Fauke dejó la cafetera en la mesa de la sala de estar y se derrumbó en el sillón. Había puesto un trapo frío alrededor de la cafetera, un viejo truco del frente, explicó con una sonrisa. Obviamente, esperaba que Harry le preguntase cómo funcionaba el truco, pero Harry tenía prisa.
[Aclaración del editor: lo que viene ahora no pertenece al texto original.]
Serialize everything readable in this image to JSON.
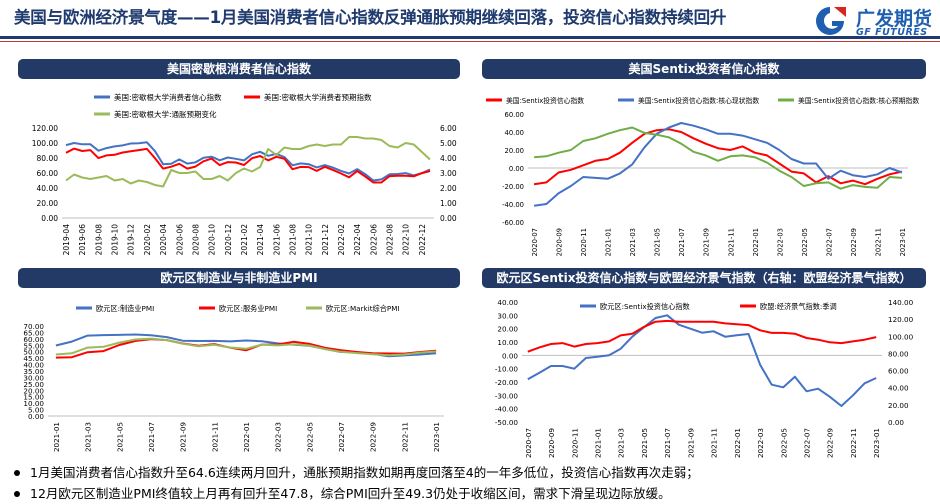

– La esposa de Even Juul ha desaparecido -dijo.

– Vaya. ¿Se ha largado?

– No lo creo. ¿Tú la conoces?

– Pues la verdad es que nunca la he visto, pero conozco bien las controversias relativas a la boda de Juul. Que ella había sido enfermera en el frente y todo lo demás. ¿Qué ha pasado?

Harry le contó lo de la llamada telefónica y el numerito de la desaparición.

– No sabemos nada más. Esperaba que tú la conocieras y que pudieses darme alguna pista.

– Lo siento, pero…

Fauke hizo una pausa para tomar un sorbo de café. Daba la impresión de estar reflexionando sobre algo.